On-line version ISSN 0717-7356

Abstract

SANTORO, Calogero M et al. RISE AND DECLINE OF CHINCHORRO SACRED LANDSCAPES ALONG THE HYPERARID COAST OF THE ATACAMA DESERT. Chungará (Arica) [online]. 2012, vol.44, n.4, pp.637-653. ISSN 0717-7356.  http://dx.doi.org/10.4067/S0717-73562012000400007.

The study of complex funerary ritual development among hunters and gatherers societies should take into account how people made up for the continuity of their social system without the support of centralized organizations. This research integrates cultural and natural factors to explore how the Chinchorro carried on with their way of life isolated at geographically restricted perennial river mouths with fresh water along the Atacama Desert in the Pacific coast of South America.
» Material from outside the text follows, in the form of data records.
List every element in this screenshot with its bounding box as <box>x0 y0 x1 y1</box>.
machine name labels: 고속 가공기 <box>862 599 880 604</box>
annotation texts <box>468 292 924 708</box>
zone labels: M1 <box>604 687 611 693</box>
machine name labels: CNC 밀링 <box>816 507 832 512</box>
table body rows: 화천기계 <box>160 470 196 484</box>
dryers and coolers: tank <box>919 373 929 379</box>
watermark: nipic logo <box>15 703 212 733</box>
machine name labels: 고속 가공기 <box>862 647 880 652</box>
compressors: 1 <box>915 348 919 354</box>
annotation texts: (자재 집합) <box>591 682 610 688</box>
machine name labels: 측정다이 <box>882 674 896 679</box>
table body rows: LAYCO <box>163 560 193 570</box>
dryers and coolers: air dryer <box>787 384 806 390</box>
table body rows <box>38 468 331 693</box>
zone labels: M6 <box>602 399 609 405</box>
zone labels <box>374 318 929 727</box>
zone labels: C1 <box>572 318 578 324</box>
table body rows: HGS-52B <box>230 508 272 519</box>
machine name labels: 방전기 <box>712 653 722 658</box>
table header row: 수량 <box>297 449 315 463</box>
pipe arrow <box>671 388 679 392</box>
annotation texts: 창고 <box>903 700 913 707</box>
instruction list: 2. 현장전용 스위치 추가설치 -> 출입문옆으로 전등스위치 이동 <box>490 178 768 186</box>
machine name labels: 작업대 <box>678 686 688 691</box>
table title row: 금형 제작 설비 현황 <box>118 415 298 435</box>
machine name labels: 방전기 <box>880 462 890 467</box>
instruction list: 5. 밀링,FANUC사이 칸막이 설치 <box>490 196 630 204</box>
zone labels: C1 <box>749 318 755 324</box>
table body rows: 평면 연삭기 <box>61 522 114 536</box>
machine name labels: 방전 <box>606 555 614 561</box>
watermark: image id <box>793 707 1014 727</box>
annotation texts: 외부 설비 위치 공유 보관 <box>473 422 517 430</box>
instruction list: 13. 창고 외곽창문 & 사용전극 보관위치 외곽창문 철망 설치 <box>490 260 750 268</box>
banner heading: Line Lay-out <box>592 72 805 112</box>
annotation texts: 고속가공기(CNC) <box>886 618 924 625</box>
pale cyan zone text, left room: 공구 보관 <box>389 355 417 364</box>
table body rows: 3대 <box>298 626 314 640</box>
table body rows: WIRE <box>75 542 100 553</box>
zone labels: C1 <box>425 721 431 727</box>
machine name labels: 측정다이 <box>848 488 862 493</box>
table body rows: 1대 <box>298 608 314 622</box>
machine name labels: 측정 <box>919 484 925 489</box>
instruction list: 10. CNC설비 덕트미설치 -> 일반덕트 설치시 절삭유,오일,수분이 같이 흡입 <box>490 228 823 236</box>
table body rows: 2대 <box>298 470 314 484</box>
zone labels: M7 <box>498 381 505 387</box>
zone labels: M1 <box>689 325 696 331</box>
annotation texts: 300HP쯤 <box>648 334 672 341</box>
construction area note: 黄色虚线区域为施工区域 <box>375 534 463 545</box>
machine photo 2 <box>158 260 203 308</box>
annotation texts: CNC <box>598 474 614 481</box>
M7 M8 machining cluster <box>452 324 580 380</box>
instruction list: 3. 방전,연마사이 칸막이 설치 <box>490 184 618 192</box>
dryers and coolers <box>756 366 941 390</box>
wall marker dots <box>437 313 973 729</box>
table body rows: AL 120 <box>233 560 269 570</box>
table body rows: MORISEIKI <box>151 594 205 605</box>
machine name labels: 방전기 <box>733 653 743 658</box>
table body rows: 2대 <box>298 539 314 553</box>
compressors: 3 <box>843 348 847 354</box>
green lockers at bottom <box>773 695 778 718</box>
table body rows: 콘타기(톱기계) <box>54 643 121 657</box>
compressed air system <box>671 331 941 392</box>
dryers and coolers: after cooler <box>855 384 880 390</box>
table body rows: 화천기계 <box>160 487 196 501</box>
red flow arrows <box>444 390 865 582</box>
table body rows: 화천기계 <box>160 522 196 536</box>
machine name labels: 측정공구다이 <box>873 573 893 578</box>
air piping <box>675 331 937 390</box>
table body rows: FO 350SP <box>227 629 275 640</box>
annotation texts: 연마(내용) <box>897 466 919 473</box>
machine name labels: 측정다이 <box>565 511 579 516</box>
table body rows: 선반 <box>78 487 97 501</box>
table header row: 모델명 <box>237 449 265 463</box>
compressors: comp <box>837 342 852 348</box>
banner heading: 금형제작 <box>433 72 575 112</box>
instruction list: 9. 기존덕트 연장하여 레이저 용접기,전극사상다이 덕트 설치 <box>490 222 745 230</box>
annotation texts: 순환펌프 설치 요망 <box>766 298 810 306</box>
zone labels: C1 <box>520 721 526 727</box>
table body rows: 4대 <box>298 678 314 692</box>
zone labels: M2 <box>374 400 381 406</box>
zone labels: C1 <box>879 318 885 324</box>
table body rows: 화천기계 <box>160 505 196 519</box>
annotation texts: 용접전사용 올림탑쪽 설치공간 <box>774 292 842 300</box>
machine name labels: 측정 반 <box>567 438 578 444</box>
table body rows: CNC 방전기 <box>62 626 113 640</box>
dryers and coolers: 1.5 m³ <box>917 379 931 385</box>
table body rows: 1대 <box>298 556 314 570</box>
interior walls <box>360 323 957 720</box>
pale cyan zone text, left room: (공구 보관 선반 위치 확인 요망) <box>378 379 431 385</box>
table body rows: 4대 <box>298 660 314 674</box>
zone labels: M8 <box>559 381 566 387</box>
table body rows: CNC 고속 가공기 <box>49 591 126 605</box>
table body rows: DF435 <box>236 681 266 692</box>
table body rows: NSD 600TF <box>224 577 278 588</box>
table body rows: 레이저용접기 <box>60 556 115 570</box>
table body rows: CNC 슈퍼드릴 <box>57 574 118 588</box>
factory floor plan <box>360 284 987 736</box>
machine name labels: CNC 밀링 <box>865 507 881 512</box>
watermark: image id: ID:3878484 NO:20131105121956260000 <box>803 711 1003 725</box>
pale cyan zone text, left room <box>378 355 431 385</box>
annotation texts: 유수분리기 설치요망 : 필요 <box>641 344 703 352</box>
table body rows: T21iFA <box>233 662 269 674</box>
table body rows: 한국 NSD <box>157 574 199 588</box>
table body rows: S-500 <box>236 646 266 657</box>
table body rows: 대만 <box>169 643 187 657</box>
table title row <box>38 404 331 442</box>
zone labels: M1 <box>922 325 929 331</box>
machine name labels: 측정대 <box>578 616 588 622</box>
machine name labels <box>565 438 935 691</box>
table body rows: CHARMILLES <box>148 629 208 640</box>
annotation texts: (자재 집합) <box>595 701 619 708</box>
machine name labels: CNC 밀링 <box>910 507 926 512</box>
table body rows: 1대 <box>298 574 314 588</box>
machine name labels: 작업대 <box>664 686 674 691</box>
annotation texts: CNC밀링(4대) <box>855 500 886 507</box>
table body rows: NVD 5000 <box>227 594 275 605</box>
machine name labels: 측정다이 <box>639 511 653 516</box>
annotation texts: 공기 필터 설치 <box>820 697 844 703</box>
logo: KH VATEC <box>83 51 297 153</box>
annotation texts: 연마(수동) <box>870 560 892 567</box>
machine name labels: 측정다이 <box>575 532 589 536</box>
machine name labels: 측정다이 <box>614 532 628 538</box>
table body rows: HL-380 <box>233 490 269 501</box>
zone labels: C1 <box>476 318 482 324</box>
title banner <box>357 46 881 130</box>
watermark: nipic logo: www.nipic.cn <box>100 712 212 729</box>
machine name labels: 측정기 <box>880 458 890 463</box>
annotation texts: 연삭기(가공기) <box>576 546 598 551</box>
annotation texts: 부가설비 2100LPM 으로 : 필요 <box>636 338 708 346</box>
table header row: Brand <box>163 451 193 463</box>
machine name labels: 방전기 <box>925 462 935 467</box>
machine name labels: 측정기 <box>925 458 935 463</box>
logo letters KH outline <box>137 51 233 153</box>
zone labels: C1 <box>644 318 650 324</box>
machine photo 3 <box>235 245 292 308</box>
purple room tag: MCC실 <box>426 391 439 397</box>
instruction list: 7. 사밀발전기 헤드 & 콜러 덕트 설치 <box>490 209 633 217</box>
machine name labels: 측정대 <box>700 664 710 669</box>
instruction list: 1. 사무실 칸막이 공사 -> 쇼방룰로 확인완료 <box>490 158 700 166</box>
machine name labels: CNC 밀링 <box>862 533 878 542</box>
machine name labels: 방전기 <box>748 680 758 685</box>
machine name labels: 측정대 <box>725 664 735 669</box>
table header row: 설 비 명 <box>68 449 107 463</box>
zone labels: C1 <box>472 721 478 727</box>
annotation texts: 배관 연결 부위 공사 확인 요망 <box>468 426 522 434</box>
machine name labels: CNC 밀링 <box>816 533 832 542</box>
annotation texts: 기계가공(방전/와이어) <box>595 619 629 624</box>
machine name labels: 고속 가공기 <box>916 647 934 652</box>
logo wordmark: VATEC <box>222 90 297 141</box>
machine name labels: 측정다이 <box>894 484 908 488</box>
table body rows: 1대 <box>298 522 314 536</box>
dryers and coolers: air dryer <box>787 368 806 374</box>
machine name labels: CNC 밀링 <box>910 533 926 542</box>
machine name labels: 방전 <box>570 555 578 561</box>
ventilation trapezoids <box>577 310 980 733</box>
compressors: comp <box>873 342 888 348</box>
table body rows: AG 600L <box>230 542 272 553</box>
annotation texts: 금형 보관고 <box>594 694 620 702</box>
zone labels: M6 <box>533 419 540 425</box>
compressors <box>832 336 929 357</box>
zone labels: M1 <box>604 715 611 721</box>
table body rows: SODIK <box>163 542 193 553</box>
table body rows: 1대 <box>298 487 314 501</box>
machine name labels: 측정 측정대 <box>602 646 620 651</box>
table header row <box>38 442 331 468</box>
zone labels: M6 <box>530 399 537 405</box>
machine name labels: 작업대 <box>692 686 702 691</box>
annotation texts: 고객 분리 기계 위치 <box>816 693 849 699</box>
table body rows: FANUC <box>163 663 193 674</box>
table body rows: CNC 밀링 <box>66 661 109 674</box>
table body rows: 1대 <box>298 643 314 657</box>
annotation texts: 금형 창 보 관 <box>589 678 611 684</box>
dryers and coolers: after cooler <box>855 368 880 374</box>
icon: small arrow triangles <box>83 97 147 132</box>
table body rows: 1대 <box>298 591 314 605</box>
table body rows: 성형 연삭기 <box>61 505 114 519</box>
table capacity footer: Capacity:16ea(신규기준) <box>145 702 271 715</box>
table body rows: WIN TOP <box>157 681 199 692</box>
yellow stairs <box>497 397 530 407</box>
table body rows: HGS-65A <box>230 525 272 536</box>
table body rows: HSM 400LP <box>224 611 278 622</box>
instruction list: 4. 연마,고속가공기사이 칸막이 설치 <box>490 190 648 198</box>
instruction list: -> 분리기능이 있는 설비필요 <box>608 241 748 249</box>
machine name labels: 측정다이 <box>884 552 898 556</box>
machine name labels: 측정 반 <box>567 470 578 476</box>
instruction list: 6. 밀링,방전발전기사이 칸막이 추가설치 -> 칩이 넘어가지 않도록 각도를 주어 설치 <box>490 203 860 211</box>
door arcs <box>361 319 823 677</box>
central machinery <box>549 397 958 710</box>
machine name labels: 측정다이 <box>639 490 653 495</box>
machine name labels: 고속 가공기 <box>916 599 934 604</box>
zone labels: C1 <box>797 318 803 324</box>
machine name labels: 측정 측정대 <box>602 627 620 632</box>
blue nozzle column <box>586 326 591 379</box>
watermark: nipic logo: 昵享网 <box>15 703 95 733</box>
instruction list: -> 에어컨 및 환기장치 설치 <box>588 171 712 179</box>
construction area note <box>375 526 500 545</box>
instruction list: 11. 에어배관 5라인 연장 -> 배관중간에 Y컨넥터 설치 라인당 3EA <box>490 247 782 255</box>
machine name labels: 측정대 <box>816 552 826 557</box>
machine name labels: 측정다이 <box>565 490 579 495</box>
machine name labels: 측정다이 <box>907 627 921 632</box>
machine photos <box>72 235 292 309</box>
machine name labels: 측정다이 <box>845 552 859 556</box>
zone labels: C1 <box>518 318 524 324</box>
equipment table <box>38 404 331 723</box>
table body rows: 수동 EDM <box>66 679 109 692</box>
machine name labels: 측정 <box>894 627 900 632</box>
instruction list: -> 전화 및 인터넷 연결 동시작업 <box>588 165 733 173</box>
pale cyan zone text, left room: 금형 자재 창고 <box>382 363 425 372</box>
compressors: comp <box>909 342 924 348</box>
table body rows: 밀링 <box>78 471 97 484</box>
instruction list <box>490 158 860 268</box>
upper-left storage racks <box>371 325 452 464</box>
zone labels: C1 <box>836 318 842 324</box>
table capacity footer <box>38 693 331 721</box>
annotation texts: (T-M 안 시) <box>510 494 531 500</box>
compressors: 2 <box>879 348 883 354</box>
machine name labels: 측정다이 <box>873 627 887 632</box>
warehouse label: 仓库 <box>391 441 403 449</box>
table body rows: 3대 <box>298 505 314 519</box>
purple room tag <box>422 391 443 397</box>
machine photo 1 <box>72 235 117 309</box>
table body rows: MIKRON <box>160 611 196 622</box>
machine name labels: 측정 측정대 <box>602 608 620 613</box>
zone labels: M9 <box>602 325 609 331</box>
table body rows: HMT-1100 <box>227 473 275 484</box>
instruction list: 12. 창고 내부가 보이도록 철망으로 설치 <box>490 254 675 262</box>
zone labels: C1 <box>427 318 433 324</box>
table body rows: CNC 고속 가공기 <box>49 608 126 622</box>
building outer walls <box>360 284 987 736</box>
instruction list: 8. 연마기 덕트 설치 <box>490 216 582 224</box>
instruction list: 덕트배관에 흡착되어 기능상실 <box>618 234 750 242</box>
Within these rather crowded settlings, they created and maintained a social system catalyzed by a complex funerary tradition, embodied by a unique funerary ideological discourse that resulted in the creation of a sacred landscape or "spiritscape". We argue that the extreme hyperaridity of the coastal Atacama Desert (21° - 17.30° S), and the extraordinary biomass production of the marine littoral constituted a fundamental milieu for the maintenance of their long-term social system. The Chinchorro belief system lasted for several millennia (8,000-4,000 BP), but new ways of life and burial practices followed major changes in the coastal ecosystem they relied on, which would have influenced how the "old tradition" was manifested over time. Conversely, we sustain that these natural "constraints" faced by the Chinchorro along the coast of the Atacama Desert, were influential, in the course of their history or the way they socially organized themselves.

Keywords : Chinchorro spiritscape; sacred landscape; hyperaridity; coastal Atacama Desert.